Famous relic to return to Mayo

The famous relic the Cross of Cong is to return to Mayo next year as a temporary exhibition at Turlough House.
Famous relic to return


Edwin McGrealEdwin McGreal

ONE of the most renowned relics in Irish history is set to return to Mayo, The Mayo News can reveal. The Cross of Cong will come to the National Museum of Country Life in Turlough, Castlebar next year.
At a recent event in Turlough House Mr Pat Wallace, Director of the National Museums, revealed that the Cross of Cong would be brought to Turlough next year as part of the policy of bringing one Connacht relic per year to the Castlebar venue for a temporary exhibition.
Currently the Moylough Belt Shrine, from Sligo is on temporary display in Turlough.
The Cross of Cong dates back to the early 12th century.

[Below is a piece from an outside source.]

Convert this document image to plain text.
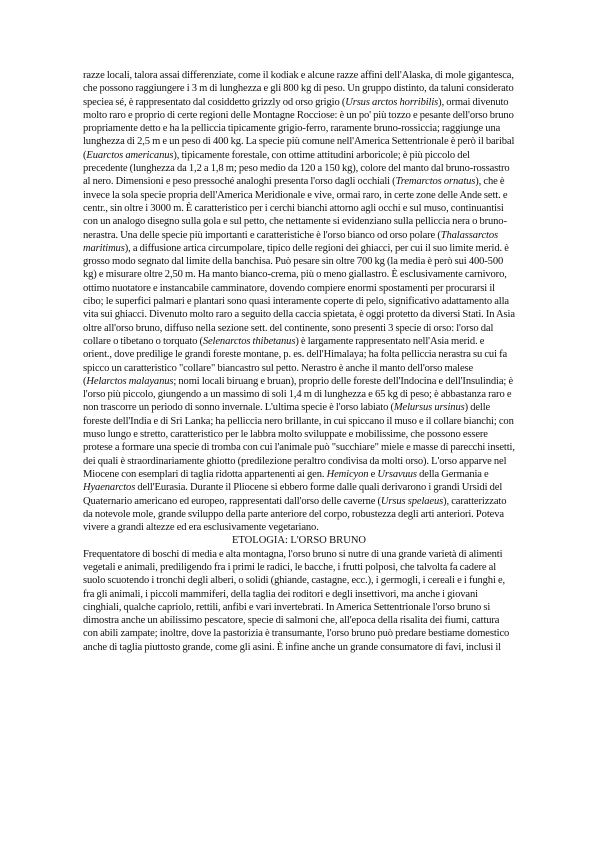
razze locali, talora assai differenziate, come il kodiak e alcune razze affini dell'Alaska, di mole gigantesca, che possono raggiungere i 3 m di lunghezza e gli 800 kg di peso. Un gruppo distinto, da taluni considerato speciea sé, è rappresentato dal cosiddetto grizzly od orso grigio (Ursus arctos horribilis), ormai divenuto molto raro e proprio di certe regioni delle Montagne Rocciose: è un po' più tozzo e pesante dell'orso bruno propriamente detto e ha la pelliccia tipicamente grigio-ferro, raramente bruno-rossiccia; raggiunge una lunghezza di 2,5 m e un peso di 400 kg. La specie più comune nell'America Settentrionale è però il baribal (Euarctos americanus), tipicamente forestale, con ottime attitudini arboricole; è più piccolo del precedente (lunghezza da 1,2 a 1,8 m; peso medio da 120 a 150 kg), colore del manto dal bruno-rossastro al nero. Dimensioni e peso pressoché analoghi presenta l'orso dagli occhiali (Tremarctos ornatus), che è invece la sola specie propria dell'America Meridionale e vive, ormai raro, in certe zone delle Ande sett. e centr., sin oltre i 3000 m. È caratteristico per i cerchi bianchi attorno agli occhi e sul muso, continuantisi con un analogo disegno sulla gola e sul petto, che nettamente si evidenziano sulla pelliccia nera o bruno-nerastra. Una delle specie più importanti e caratteristiche è l'orso bianco od orso polare (Thalassarctos maritimus), a diffusione artica circumpolare, tipico delle regioni dei ghiacci, per cui il suo limite merid. è grosso modo segnato dal limite della banchisa. Può pesare sin oltre 700 kg (la media è però sui 400-500 kg) e misurare oltre 2,50 m. Ha manto bianco-crema, più o meno giallastro. È esclusivamente carnivoro, ottimo nuotatore e instancabile camminatore, dovendo compiere enormi spostamenti per procurarsi il cibo; le superfici palmari e plantari sono quasi interamente coperte di pelo, significativo adattamento alla vita sui ghiacci. Divenuto molto raro a seguito della caccia spietata, è oggi protetto da diversi Stati. In Asia oltre all'orso bruno, diffuso nella sezione sett. del continente, sono presenti 3 specie di orso: l'orso dal collare o tibetano o torquato (Selenarctos thibetanus) è largamente rappresentato nell'Asia merid. e orient., dove predilige le grandi foreste montane, p. es. dell'Himalaya; ha folta pelliccia nerastra su cui fa spicco un caratteristico "collare" biancastro sul petto. Nerastro è anche il manto dell'orso malese (Helarctos malayanus; nomi locali biruang e bruan), proprio delle foreste dell'Indocina e dell'Insulindia; è l'orso più piccolo, giungendo a un massimo di soli 1,4 m di lunghezza e 65 kg di peso; è abbastanza raro e non trascorre un periodo di sonno invernale. L'ultima specie è l'orso labiato (Melursus ursinus) delle foreste dell'India e di Sri Lanka; ha pelliccia nero brillante, in cui spiccano il muso e il collare bianchi; con muso lungo e stretto, caratteristico per le labbra molto sviluppate e mobilissime, che possono essere protese a formare una specie di tromba con cui l'animale può "succhiare" miele e masse di parecchi insetti, dei quali è straordinariamente ghiotto (predilezione peraltro condivisa da molti orso). L'orso apparve nel Miocene con esemplari di taglia ridotta appartenenti ai gen. Hemicyon e Ursavuus della Germania e Hyaenarctos dell'Eurasia. Durante il Pliocene si ebbero forme dalle quali derivarono i grandi Ursidi del Quaternario americano ed europeo, rappresentati dall'orso delle caverne (Ursus spelaeus), caratterizzato da notevole mole, grande sviluppo della parte anteriore del corpo, robustezza degli arti anteriori. Poteva vivere a grandi altezze ed era esclusivamente vegetariano.

ETOLOGIA: L'ORSO BRUNO

Frequentatore di boschi di media e alta montagna, l'orso bruno si nutre di una grande varietà di alimenti vegetali e animali, prediligendo fra i primi le radici, le bacche, i frutti polposi, che talvolta fa cadere al suolo scuotendo i tronchi degli alberi, o solidi (ghiande, castagne, ecc.), i germogli, i cereali e i funghi e, fra gli animali, i piccoli mammiferi, della taglia dei roditori e degli insettivori, ma anche i giovani cinghiali, qualche capriolo, rettili, anfibi e vari invertebrati. In America Settentrionale l'orso bruno si dimostra anche un abilissimo pescatore, specie di salmoni che, all'epoca della risalita dei fiumi, cattura con abili zampate; inoltre, dove la pastorizia è transumante, l'orso bruno può predare bestiame domestico anche di taglia piuttosto grande, come gli asini. È infine anche un grande consumatore di favi, inclusi il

It was made around 1123 by order of High King of Ireland Turlough O’Connor, father Ruaidhrí O’Connor, the last king to rule Ireland before the Norman invasion, and placed in the Church of Tuam before being transferred to Cong Abbey from where it takes its name.
At one time the Cross was believed to contain a piece of the cross upon which Jesus Christ was crucified.

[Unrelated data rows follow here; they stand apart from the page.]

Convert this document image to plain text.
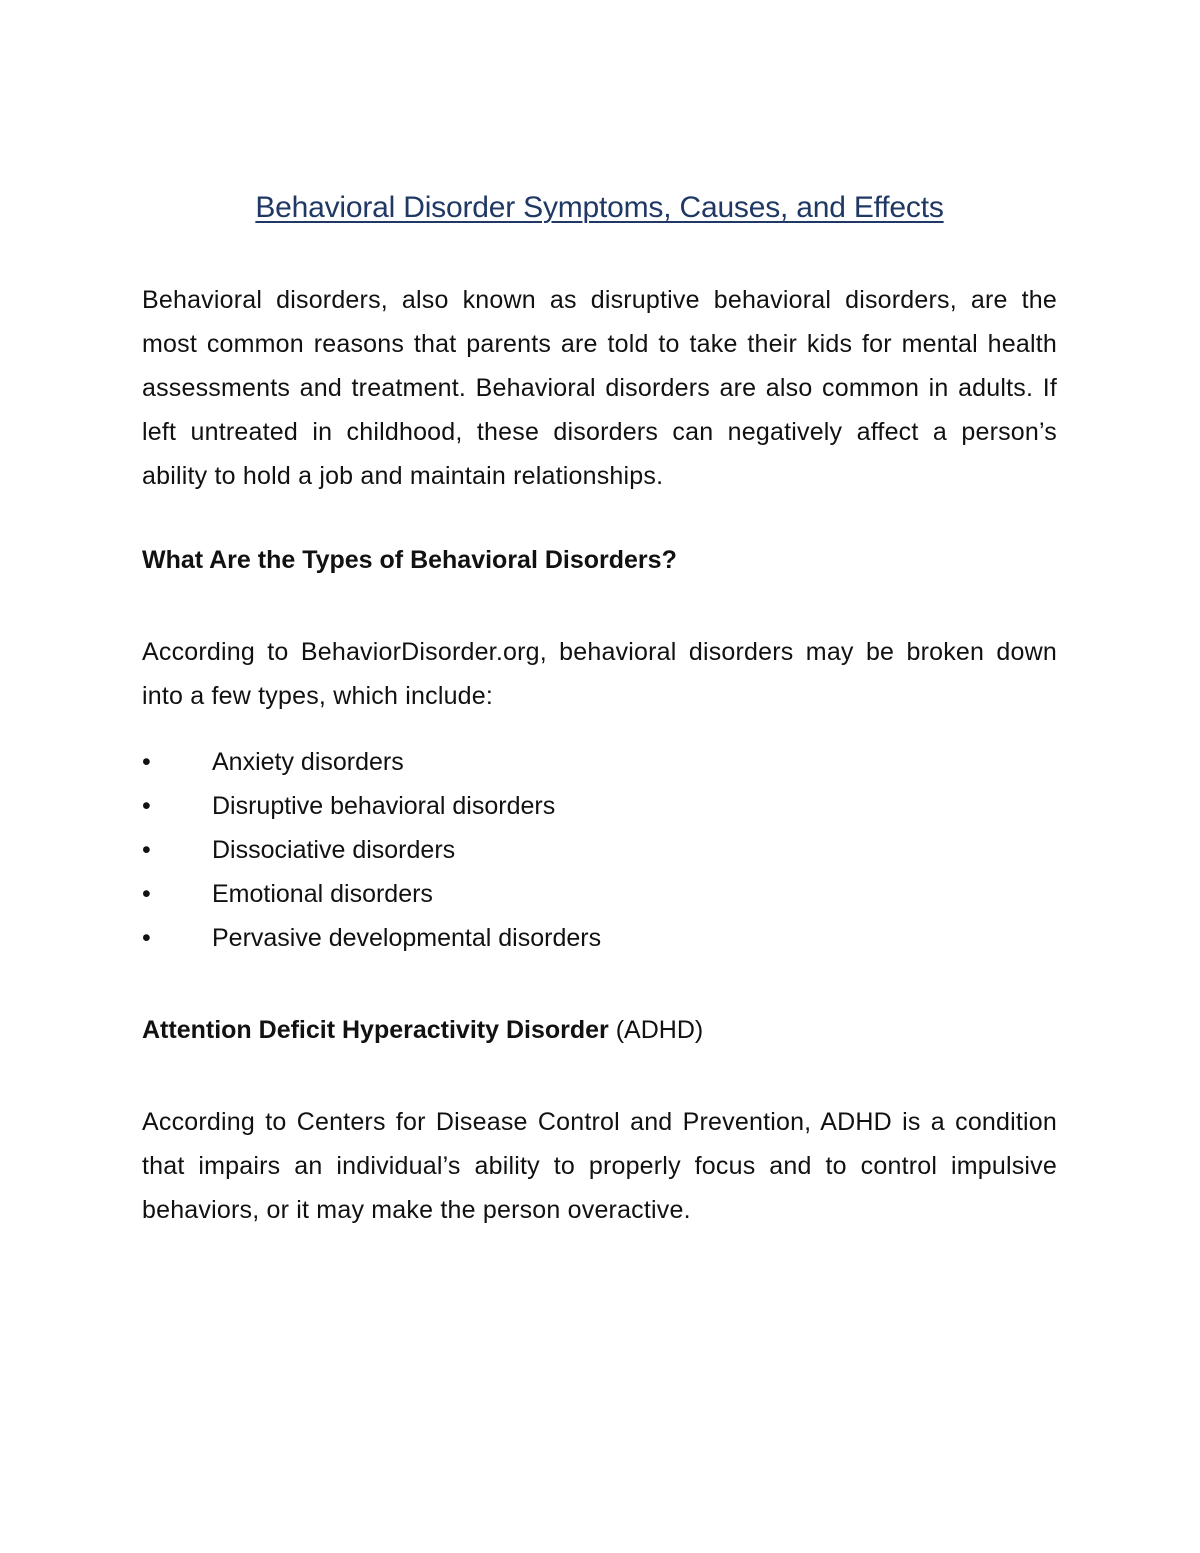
Behavioral Disorder Symptoms, Causes, and Effects

Behavioral disorders, also known as disruptive behavioral disorders, are the most common reasons that parents are told to take their kids for mental health assessments and treatment. Behavioral disorders are also common in adults. If left untreated in childhood, these disorders can negatively affect a person’s ability to hold a job and maintain relationships.

What Are the Types of Behavioral Disorders?

According to BehaviorDisorder.org, behavioral disorders may be broken down into a few types, which include:

•	Anxiety disorders
•	Disruptive behavioral disorders
•	Dissociative disorders
•	Emotional disorders
•	Pervasive developmental disorders
Attention Deficit Hyperactivity Disorder (ADHD)

According to Centers for Disease Control and Prevention, ADHD is a condition that impairs an individual’s ability to properly focus and to control impulsive behaviors, or it may make the person overactive.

The Cross was last in Mayo towards the end of the 19th century when Fr Pat Lavelle, the then  Parish Priest of Cong, snatched the cross from the Royal Irish Academy after the cross had been sold there against the wishes of the people of the area and he returned it to Cong. It was later transferred to the National Museum in Dublin.
The shaft of the Cross is thirty inches high, the arms eighteen and three-quarter inches broad, and it is one quarter inches thick. It is of oak, covered with plates of copper. On the central plate of the front at the junction of the cross is a large crystal, through which what was supposed to be the true cross could be seen.
Eighteen jewels were placed at regular intervals, and of these thirteen still remain. Two out of the four beads which originally surrounded the central boss remain. The lower part of the shaft is the head of a grotesque animal, beneath which is the richly decorated ball containing the socket into which the pole was inserted by which the reliquary was borne aloft on processional occasions.